DVC faculty members call it a “no-growth” policy; college administrators insist it is a “right size” policy.
Whatever the name, students felt its effects this semester as they attempted to add into overflowing classes, only to be turned away. Carolina Espinosa tried to enroll into Psychology 122, a class required for her major in criminal law. There was no room, no wait list and no possibility of an additional section.
“It’s really frustrating,” Espinosa said. “There [were] so many people in there.” The same door slammed shut on freshman James Jeong, an electrical engineering major.
“This is my first semester, so it’s really hard to register,” he said. “Most of the classes were closed when I tried.” Stories like Espinosa and Jeong’s were echoed across the campus, as hundreds of students tried in vain to register for courses already filled to the maximum. DVC administrators said the class crunch was inevitable, given the district’s demand that the college stay within its budget.
“For five years the college attempted to grow into its schedule, and [was] unable to do so,” said DVC President Judy Walters. “… We were $2 million in the red.”
The solution, she said, was to either raise the number of students in a class, reduce the number of weeks in the semester or to cut the class.

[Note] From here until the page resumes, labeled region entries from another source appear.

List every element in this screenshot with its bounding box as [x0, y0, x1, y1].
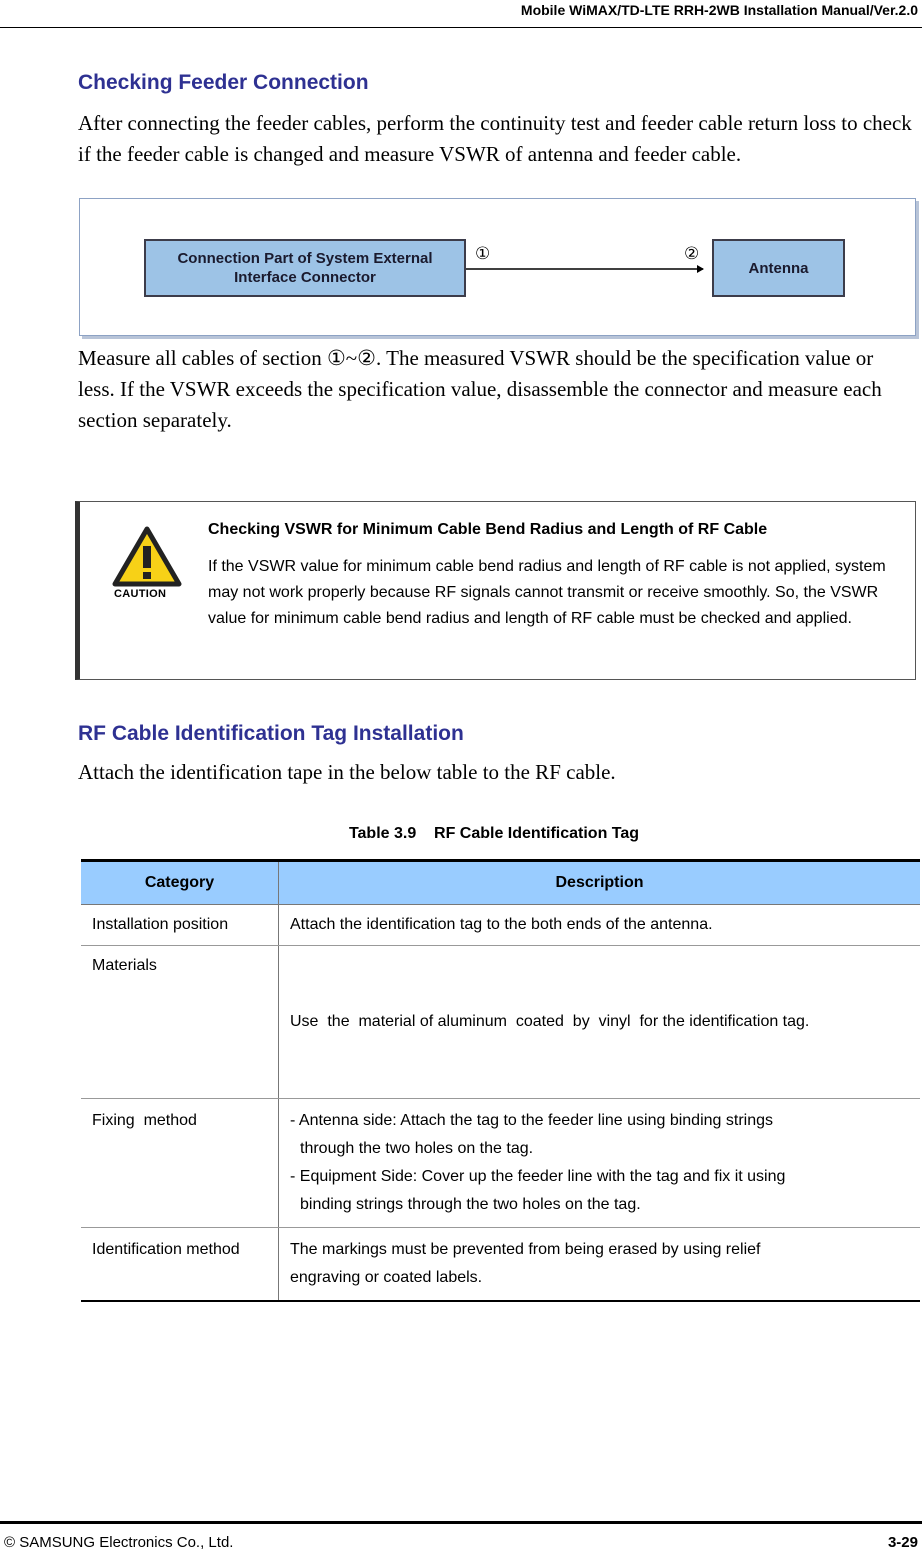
rf-tag-table — [81, 859, 920, 1302]
caution-title: Checking VSWR for Minimum Cable Bend Radius and Length of RF Cable — [208, 521, 768, 538]
measure-paragraph: Measure all cables of section ①~②. The measured VSWR should be the specification value or less. If the VSWR exceeds the specification value, disassemble the connector and measure each section separately. — [78, 346, 882, 432]
description-line: engraving or coated labels. — [290, 1269, 483, 1286]
caution-label: CAUTION — [114, 588, 167, 600]
document-header-title: Mobile WiMAX/TD-LTE RRH-2WB Installation Manual/Ver.2.0 — [520, 2, 918, 18]
antenna-box: Antenna — [712, 239, 845, 297]
system-connector-box: Connection Part of System External Interface Connector — [144, 239, 466, 297]
table-row — [81, 946, 920, 1099]
footer-copyright: © SAMSUNG Electronics Co., Ltd. — [4, 1534, 234, 1551]
table-row — [81, 905, 920, 946]
footer-divider — [0, 1521, 922, 1524]
table-header-row — [81, 861, 920, 905]
description-line: The markings must be prevented from being erased by using relief — [290, 1241, 761, 1258]
row-category: Materials — [81, 946, 279, 1099]
table-caption: Table 3.9 RF Cable Identification Tag — [348, 825, 640, 842]
header-divider — [0, 27, 922, 28]
row-category: Installation position — [81, 905, 279, 946]
marker-start: ① — [475, 244, 491, 263]
description-line: - Equipment Side: Cover up the feeder line with the tag and fix it using — [290, 1168, 786, 1185]
rf-tag-intro-paragraph: Attach the identification tape in the below table to the RF cable. — [78, 760, 616, 784]
row-category: Fixing method — [81, 1099, 279, 1228]
row-description — [279, 905, 921, 946]
header-category: Category — [81, 861, 279, 905]
header-description: Description — [279, 861, 921, 905]
description-line: Use the material of aluminum coated by vinyl for the identification tag. — [290, 1013, 810, 1030]
caution-notice — [75, 501, 916, 680]
description-line: through the two holes on the tag. — [300, 1140, 534, 1157]
arrow-head — [697, 265, 704, 273]
section-title-feeder: Checking Feeder Connection — [78, 71, 369, 94]
feeder-connection-diagram — [79, 198, 916, 336]
row-description — [279, 946, 921, 1099]
row-description — [279, 1099, 921, 1228]
connection-arrow — [466, 259, 712, 279]
page-number: 3-29 — [887, 1534, 918, 1551]
row-description — [279, 1228, 921, 1302]
description-line: - Antenna side: Attach the tag to the feeder line using binding strings — [290, 1112, 773, 1129]
row-category: Identification method — [81, 1228, 279, 1302]
section-title-rf-tag: RF Cable Identification Tag Installation — [78, 722, 464, 745]
table-row — [81, 1228, 920, 1302]
description-line: binding strings through the two holes on the tag. — [300, 1196, 641, 1213]
feeder-intro-paragraph: After connecting the feeder cables, perform the continuity test and feeder cable return loss to check if the feeder cable is changed and measure VSWR of antenna and feeder cable. — [78, 111, 912, 166]
caution-icon — [112, 526, 182, 588]
table-row — [81, 1099, 920, 1228]
caution-text: If the VSWR value for minimum cable bend radius and length of RF cable is not applied, system may not work properly because RF signals cannot transmit or receive smoothly. So, the VSWR value for minimum cable bend radius and length of RF cable must be checked and applied. — [208, 558, 886, 627]
description-line: Attach the identification tag to the both ends of the antenna. — [290, 916, 713, 933]
marker-end: ② — [684, 244, 700, 263]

Walters and Susan Lamb, vice president of academic affairs, chose the latter alternative.
In addition to telling the divisions to cut some classes for fall and semesters, they also would not allow them to add extra sections when in-demand classes filled to the maximum. Walters said they selected the option that would have the least impact on students. “If we ‘right size’ this year, we may be able to grow more next year,” she said. One week after the first day of classes, overall head count of students at DVC had increased 4.2 percent, while the number of class sections was down by 99 or 4.5 percent, according to official enrollment reports. But students’ frustration was shared by faculty members, who were told by their deans additional sections could not be opened, despite the demand. Calling the situation “heart breaking, “English instructor Laury Fischer said, “I don’t understand how you grow a college by denying a student an education.” English instructor Susan Browne said she could have filled at least one additional section of English 224 online. “I spent a great deal of time saying no to students, either face-to-face or through written emails,” she said. English instructor Keri Dulaney-Greger said she turned away about 10 students from each of her two English 122 classes and instructor Marcia Goodman sent away 20 from hers. “My classes were stuffed,” Goodman said, “and I felt terrible about turning people away.”
“I remember a time when we took hopeful students’ names,” Dulaney-Greger said, “and if there was enough demand, a new section or two would open up.” She called the class crunch “too bad for [students], for us, and a sad commentary on the district’s poor financial planning.” Other departments also felt the pinch.
Physics instructor Joe Krivicich expressed his concern over the administration’s orders to cut additional sections of a popular physics class in the upcoming spring semester, despite the department’s current 101 percent enrollment. “There’s clearly a demand,” Krivicich said, “and normally in years past, if we saw growth like this in the fall, we would be adding sections in the spring, not subtracting sections.
“It just doesn’t make a lot of sense.”